Roasting pans are typically large vessels with tall sides, perfect for shielding your oven's interior from juices while roasting. They are also often fitted with a rack so that the oven's heat can reach all of the meat's surfaces. Cook's Info notes that some swear by using a roasting rack, citing that allowing the heat to reach all sides of the meat avoids it steaming or baking on the bottom.
Science backs those whose convictions about meat roasting rely on convection. According to Science of Cooking, the flavor of food is improved by the Maillard reaction. The chemical reaction, most often produced by heat, transforms both the color and flavor of food. Using a roasting rack to allow heat to better reach all areas of roasting meat increases the surface area exposed to that reaction. The result is more crispiness on the outside that perfectly pairs with the moistness within.
However, not everyone has the kitchen space for cumbersome roasting pans and racks. Fortunately, there's an easy hack to remedy the absence of a roasting pan and rack.
How to hack a roasting pan
Whether you are the cook accountable for Thanksgiving turkey or you're trying to make a special occasion beef tenderloin, you'll benefit from using a roasting pan and rack. However, some simple kitchen staples that you may already have (or can easily purchase) will remedy the absence of that roasting rack.
Southern Living boasts a bulk of ideas for working around not having a roasting pan and rack. The most affordable option, though, is a disposable aluminum pan paired with a cooling rack as also recommended by Cooking Light. Not just for cookies, cooling racks will provide the same type of space for heat to reach all areas of the meat while a lasagna-sized aluminum pan will catch the drippings.

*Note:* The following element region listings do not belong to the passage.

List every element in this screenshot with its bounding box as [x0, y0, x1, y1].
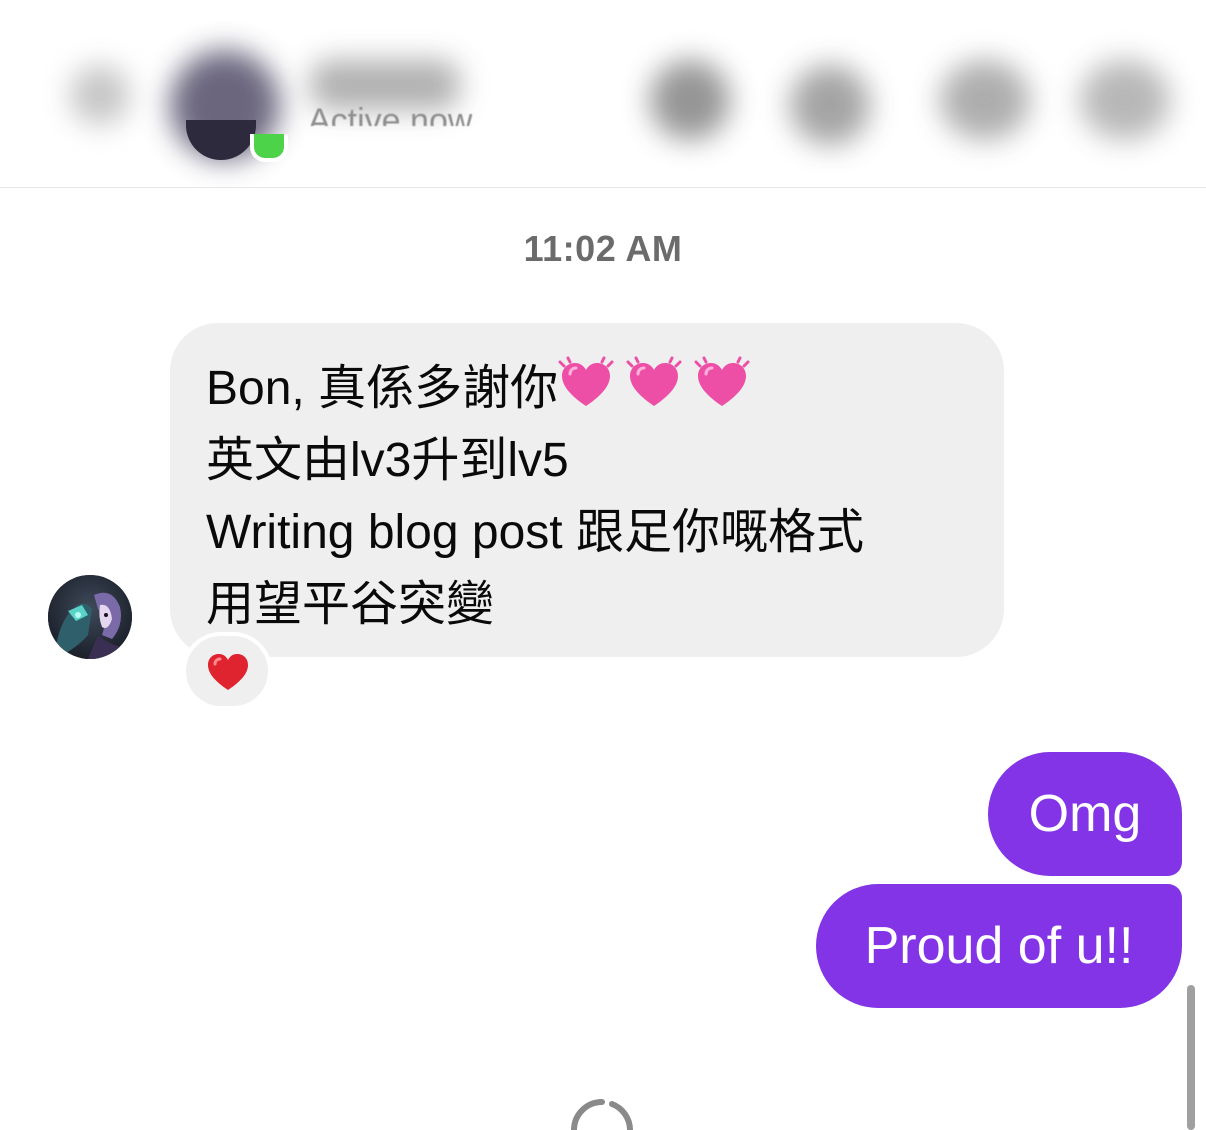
- chat-screen: Active now 11:02 AM Bon, 真係多謝你 英文由lv3升到l…: [0, 0, 1206, 1130]
- outgoing-message-bubble[interactable]: Proud of u!!: [816, 884, 1182, 1008]
- header-divider: [0, 187, 1206, 188]
- message-line-text: Bon, 真係多謝你: [206, 362, 559, 415]
- back-icon[interactable]: [70, 65, 130, 125]
- chat-header: Active now: [0, 0, 1206, 188]
- message-line: Bon, 真係多謝你: [206, 353, 968, 425]
- more-icon[interactable]: [1080, 60, 1170, 140]
- red-heart-icon: [208, 654, 248, 690]
- outgoing-message-bubble[interactable]: Omg: [988, 752, 1182, 876]
- growing-heart-icon: [558, 356, 614, 412]
- loading-spinner-icon: [571, 1099, 633, 1130]
- active-status: Active now: [308, 102, 473, 126]
- phone-icon[interactable]: [650, 60, 730, 140]
- sender-avatar[interactable]: [48, 575, 132, 659]
- video-icon[interactable]: [790, 65, 870, 145]
- incoming-message-bubble[interactable]: Bon, 真係多謝你 英文由lv3升到lv5 Writing blog post…: [170, 323, 1004, 657]
- message-line: 用望平谷突變: [206, 578, 495, 631]
- scrollbar[interactable]: [1187, 985, 1195, 1130]
- online-indicator-icon: [250, 134, 288, 162]
- message-line: Writing blog post 跟足你嘅格式: [206, 506, 864, 559]
- message-reaction[interactable]: [182, 632, 272, 710]
- growing-heart-icon: [694, 356, 750, 412]
- message-line: 英文由lv3升到lv5: [206, 434, 569, 487]
- growing-heart-icon: [626, 356, 682, 412]
- info-icon[interactable]: [940, 60, 1030, 140]
- message-timestamp: 11:02 AM: [523, 228, 683, 269]
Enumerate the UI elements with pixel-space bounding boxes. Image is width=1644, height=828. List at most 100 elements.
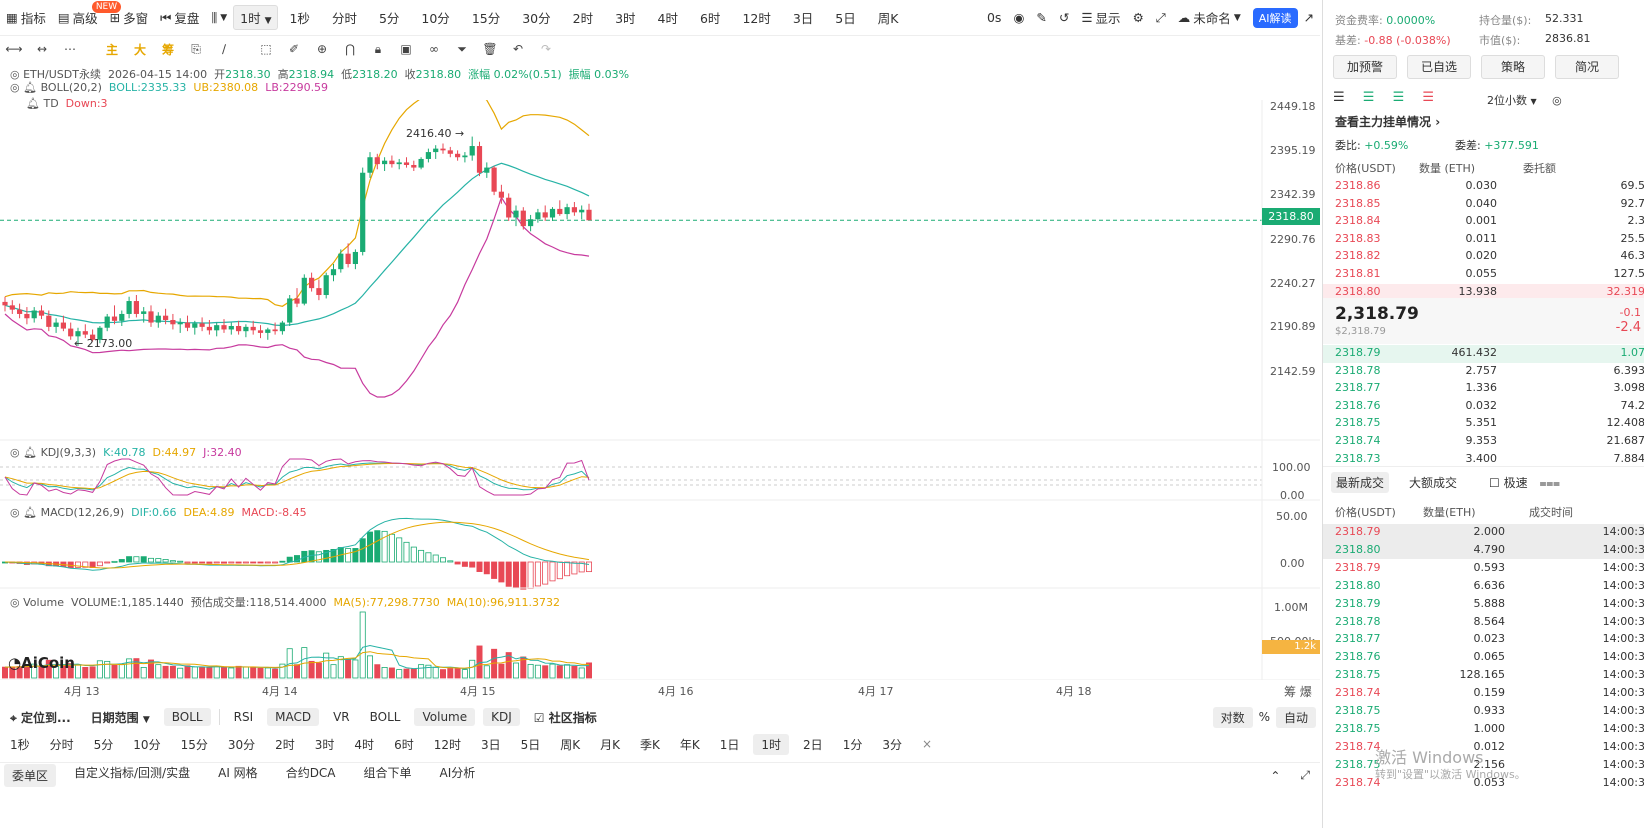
filter-icon[interactable]: ⏷	[448, 42, 476, 57]
timeframe-6[interactable]: 2时	[562, 8, 604, 27]
bottom-timeframe-14[interactable]: 月K	[590, 736, 630, 753]
bottom-timeframe-5[interactable]: 30分	[218, 736, 265, 753]
timeframe-selected[interactable]: 1时 ▼	[233, 5, 279, 30]
bottom-timeframe-3[interactable]: 10分	[123, 736, 170, 753]
order-tab-5[interactable]: AI分析	[426, 764, 490, 787]
dotted-line-icon[interactable]: ⋯	[56, 42, 84, 56]
grid-view-icon[interactable]: ☰	[1393, 90, 1405, 105]
log-scale-toggle[interactable]: 对数	[1212, 706, 1253, 728]
timeframe-8[interactable]: 4时	[647, 8, 689, 27]
indicator-macd[interactable]: MACD	[267, 708, 320, 726]
select-icon[interactable]: ⬚	[252, 42, 280, 56]
magnet-icon[interactable]: ⋂	[336, 42, 364, 56]
indicator-button[interactable]: ▦ 指标	[0, 0, 52, 36]
hline-icon[interactable]: ⟷	[0, 42, 28, 56]
undo-icon[interactable]: ↺	[1053, 0, 1075, 36]
order-tab-3[interactable]: 合约DCA	[272, 764, 350, 787]
timeframe-0[interactable]: 1秒	[278, 8, 320, 27]
indicator-volume[interactable]: Volume	[414, 708, 476, 726]
copy-icon[interactable]: ⎘	[182, 42, 210, 57]
overview-button[interactable]: 简况	[1555, 55, 1619, 79]
ray-icon[interactable]: ↔	[28, 42, 56, 56]
bottom-timeframe-7[interactable]: 3时	[305, 736, 345, 753]
order-tab-4[interactable]: 组合下单	[350, 764, 426, 787]
timeframe-1[interactable]: 分时	[321, 8, 368, 27]
order-tab-2[interactable]: AI 网格	[204, 764, 272, 787]
indicator-kdj[interactable]: KDJ	[483, 708, 520, 726]
tab-large-trades[interactable]: 大额成交	[1409, 474, 1457, 491]
brush-icon[interactable]: ✐	[280, 42, 308, 56]
locate-button[interactable]: ⌖ 定位到...	[0, 709, 81, 726]
bottom-timeframe-8[interactable]: 4时	[344, 736, 384, 753]
ask-row[interactable]: 2318.83 0.011 25.5	[1323, 231, 1644, 249]
display-button[interactable]: ☰ 显示	[1075, 0, 1126, 36]
camera-icon[interactable]: ◉	[1007, 0, 1030, 36]
undo-icon[interactable]: ↶	[504, 42, 532, 56]
watchlist-button[interactable]: 已自选	[1407, 55, 1471, 79]
fullscreen-icon[interactable]: ⤢	[1150, 0, 1172, 36]
bottom-timeframe-18[interactable]: 1时	[753, 733, 790, 755]
ask-side-icon[interactable]: ☰	[1422, 90, 1434, 105]
trash-icon[interactable]: 🗑︎	[476, 42, 504, 56]
bottom-timeframe-6[interactable]: 2时	[265, 736, 305, 753]
pen-icon[interactable]: ✎	[1030, 0, 1052, 36]
main-force-toggle[interactable]: 主	[98, 41, 126, 58]
timeframe-2[interactable]: 5分	[368, 8, 410, 27]
bottom-timeframe-15[interactable]: 季K	[630, 736, 670, 753]
bottom-timeframe-4[interactable]: 15分	[171, 736, 218, 753]
date-range-dropdown[interactable]: 日期范围 ▼	[81, 709, 160, 726]
timeframe-9[interactable]: 6时	[689, 8, 731, 27]
bid-row[interactable]: 2318.77 1.336 3.098	[1323, 380, 1644, 398]
percent-toggle[interactable]: %	[1257, 710, 1272, 724]
decimals-dropdown[interactable]: 2位小数 ▼ ◎	[1487, 92, 1562, 108]
order-tab-1[interactable]: 自定义指标/回测/实盘	[60, 764, 204, 787]
bottom-timeframe-1[interactable]: 分时	[40, 736, 84, 753]
lock-icon[interactable]: 🔒︎	[364, 42, 392, 57]
bottom-timeframe-19[interactable]: 2日	[793, 736, 833, 753]
auto-scale-toggle[interactable]: 自动	[1275, 706, 1316, 728]
bottom-timeframe-9[interactable]: 6时	[384, 736, 424, 753]
bottom-timeframe-17[interactable]: 1日	[710, 736, 750, 753]
timeframe-12[interactable]: 5日	[824, 8, 866, 27]
bottom-timeframe-10[interactable]: 12时	[424, 736, 471, 753]
ask-row[interactable]: 2318.84 0.001 2.3	[1323, 213, 1644, 231]
bid-row[interactable]: 2318.79 461.432 1.07	[1323, 345, 1644, 363]
replay-button[interactable]: ⏮ 复盘	[154, 0, 205, 36]
trend-icon[interactable]: ∕	[210, 42, 238, 56]
order-tab-0[interactable]: 委单区	[4, 764, 57, 787]
community-indicator-button[interactable]: ☑ 社区指标	[524, 709, 607, 726]
indicator-boll[interactable]: BOLL	[360, 710, 411, 724]
bottom-timeframe-11[interactable]: 3日	[471, 736, 511, 753]
image-icon[interactable]: ▣	[392, 42, 420, 56]
bid-row[interactable]: 2318.76 0.032 74.2	[1323, 398, 1644, 416]
indicator-boll-main[interactable]: BOLL	[163, 708, 211, 726]
strategy-button[interactable]: 策略	[1481, 55, 1545, 79]
chevron-up-icon[interactable]: ⌃	[1260, 769, 1290, 783]
ask-row[interactable]: 2318.85 0.040 92.7	[1323, 196, 1644, 214]
big-order-toggle[interactable]: 大	[126, 41, 154, 58]
price-chart[interactable]	[0, 100, 1320, 680]
fast-mode-toggle[interactable]: ☐ 极速 ⩶	[1489, 474, 1560, 491]
bottom-timeframe-0[interactable]: 1秒	[0, 736, 40, 753]
expand-icon[interactable]: ⤢	[1290, 768, 1320, 783]
timeframe-3[interactable]: 10分	[410, 8, 460, 27]
timeframe-10[interactable]: 12时	[731, 8, 781, 27]
main-orders-link[interactable]: 查看主力挂单情况 ›	[1335, 113, 1440, 130]
bottom-timeframe-20[interactable]: 1分	[833, 736, 873, 753]
advanced-button[interactable]: NEW ▤ 高级	[52, 0, 122, 36]
add-alert-button[interactable]: 加预警	[1333, 55, 1397, 79]
chip-toggle[interactable]: 筹	[154, 41, 182, 58]
timeframe-4[interactable]: 15分	[461, 8, 511, 27]
timeframe-5[interactable]: 30分	[511, 8, 561, 27]
chart-type-dropdown[interactable]: ⫼ ▼	[205, 0, 233, 36]
indicator-vr[interactable]: VR	[323, 710, 360, 724]
bottom-timeframe-12[interactable]: 5日	[511, 736, 551, 753]
timeframe-7[interactable]: 3时	[604, 8, 646, 27]
close-icon[interactable]: ×	[912, 737, 942, 751]
share-icon[interactable]: ↗	[1298, 0, 1320, 36]
both-sides-icon[interactable]: ☰	[1333, 90, 1345, 105]
tab-latest-trades[interactable]: 最新成交	[1331, 472, 1390, 493]
link-icon[interactable]: ∞	[420, 42, 448, 56]
bottom-timeframe-13[interactable]: 周K	[550, 736, 590, 753]
indicator-rsi[interactable]: RSI	[224, 710, 264, 724]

The trick with this take on roasting is to not treat this setup exactly the same as a roasting pan. Instead of setting it up and then transporting it with the meat into the oven, make sure to put it in the oven first and then rest the meat on top of the cooling rack. When finished, remove just the cooling rack (with the meat) to avoid any instability from the aluminum foil pan.
In addition to saving money spent on a roasting pan and rack, and the space to store it, cleaning time is cut down, too. There's no need to clean that foil pan, and the cooling rack will wash easily or take up far less precious space in the dishwasher.